There were 27 respondents in the survey of private sector economists conducted between June 7 and June 17.
“Analysts expect inflation to remain manageable and within the government’s target range, with risks to the inflation outlook likely to be broadly balanced,” he said.
Maybank has the highest inflation forecast of 3.8 percent for 2019 followed by Al-Amanah Islamic Bank and CTBC Bank with 3.5 percent; China Bank with 3.4 percent; ING, BDO, and Unionbank with 3.2 percent; and Korea Exchange Bank with 3.1 percent.
For 2020, Standard Chartered Bank has the highest inflation forecast at 4.2 percent followed by Al-Amanah Islamic Bank, CTBC Bank and Barclays with 3.5 percent; Metropolitan Bank & Trust Co. with a range of 2.5 to 3.5 percent; Bank of the Philippine Islands and UBS with 3.4 percent; and Bangkok Bank, China Bank and Maybank with 3.3 percent.
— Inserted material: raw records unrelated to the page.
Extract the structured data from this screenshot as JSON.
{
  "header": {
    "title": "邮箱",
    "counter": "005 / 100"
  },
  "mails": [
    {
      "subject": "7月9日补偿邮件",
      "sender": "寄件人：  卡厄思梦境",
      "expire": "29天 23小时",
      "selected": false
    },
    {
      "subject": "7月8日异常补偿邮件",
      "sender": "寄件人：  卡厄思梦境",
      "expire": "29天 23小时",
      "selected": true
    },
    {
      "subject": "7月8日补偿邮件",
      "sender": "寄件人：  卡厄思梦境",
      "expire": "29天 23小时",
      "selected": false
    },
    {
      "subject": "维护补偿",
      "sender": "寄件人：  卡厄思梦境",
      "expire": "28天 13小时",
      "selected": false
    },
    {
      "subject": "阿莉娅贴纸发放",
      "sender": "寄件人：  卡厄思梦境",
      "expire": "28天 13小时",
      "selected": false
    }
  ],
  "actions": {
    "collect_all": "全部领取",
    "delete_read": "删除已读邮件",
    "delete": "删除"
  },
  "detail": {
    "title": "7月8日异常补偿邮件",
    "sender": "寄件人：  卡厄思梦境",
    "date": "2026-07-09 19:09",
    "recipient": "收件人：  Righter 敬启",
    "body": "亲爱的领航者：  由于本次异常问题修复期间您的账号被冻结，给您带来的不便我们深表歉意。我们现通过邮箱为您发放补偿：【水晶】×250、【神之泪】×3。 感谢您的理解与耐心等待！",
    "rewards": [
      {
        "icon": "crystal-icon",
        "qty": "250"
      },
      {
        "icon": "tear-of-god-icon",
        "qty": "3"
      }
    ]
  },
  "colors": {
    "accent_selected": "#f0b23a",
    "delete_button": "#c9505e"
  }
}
According to Lapid, key upside risks to inflation are seen to emanate from the adverse effect of weather conditions, brought about by weak El Niño condition, on domestic food supply, volatile global crude oil prices, higher domestic demand, particularly in the fourth quarter due to the Christmas season.
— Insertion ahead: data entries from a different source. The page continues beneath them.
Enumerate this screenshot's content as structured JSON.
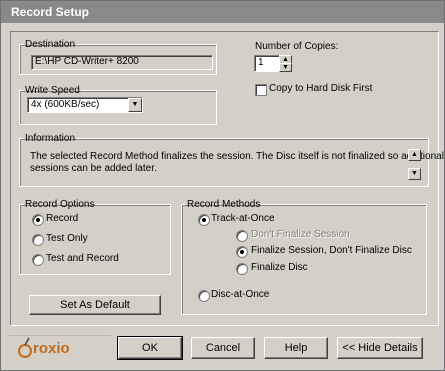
{
  "window": {
    "title": "Record Setup"
  },
  "destination": {
    "label": "Destination",
    "value": "E:\\HP CD-Writer+ 8200"
  },
  "copies": {
    "label": "Number of Copies:",
    "value": "1"
  },
  "write_speed": {
    "label": "Write Speed",
    "selected": "4x (600KB/sec)"
  },
  "copy_first": {
    "label": "Copy to Hard Disk First",
    "checked": false
  },
  "information": {
    "label": "Information",
    "text_line1": "The selected Record Method finalizes the session. The Disc itself is not finalized so additional",
    "text_line2": "sessions can be added later."
  },
  "record_options": {
    "label": "Record Options",
    "items": [
      {
        "label": "Record",
        "selected": true
      },
      {
        "label": "Test Only",
        "selected": false
      },
      {
        "label": "Test and Record",
        "selected": false
      }
    ]
  },
  "record_methods": {
    "label": "Record Methods",
    "track_at_once": {
      "label": "Track-at-Once",
      "selected": true
    },
    "dont_finalize": {
      "label": "Don't Finalize Session",
      "selected": false
    },
    "finalize_session": {
      "label": "Finalize Session, Don't Finalize Disc",
      "selected": true
    },
    "finalize_disc": {
      "label": "Finalize Disc",
      "selected": false
    },
    "disc_at_once": {
      "label": "Disc-at-Once",
      "selected": false
    }
  },
  "buttons": {
    "set_default": "Set As Default",
    "ok": "OK",
    "cancel": "Cancel",
    "help": "Help",
    "hide_details": "<< Hide Details"
  },
  "brand": {
    "logo_text": "roxio"
  },
  "colors": {
    "titlebar": "#898989",
    "face": "#d4d0c8",
    "logo": "#c06a20"
  }
}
Other upside risks include weaker peso against the dollar, higher spending on infrastructure as the government plays catch up due to the delayed passage of the 2019 national budget and the potential impact of African swine fever on local pork prices.
On the other hand, Lapid said possible downside risk to inflation include high base effects and easing global crude oil prices.
According to Lapid, the government also continues to implement non-monetary policy actions to increase domestic food supply and stabilize prices such as the rice tariffication law, rice importations as well as the mitigating measures put in place by the Department of Agriculture against El Niño.
Based on the probability distribution of the forecasts provided by 22 out of 27 respondents, there is a 94.6-percent probability that average inflation for 2019 would settle between the two and four percent range and lower probability of 90.8 percent for 2020.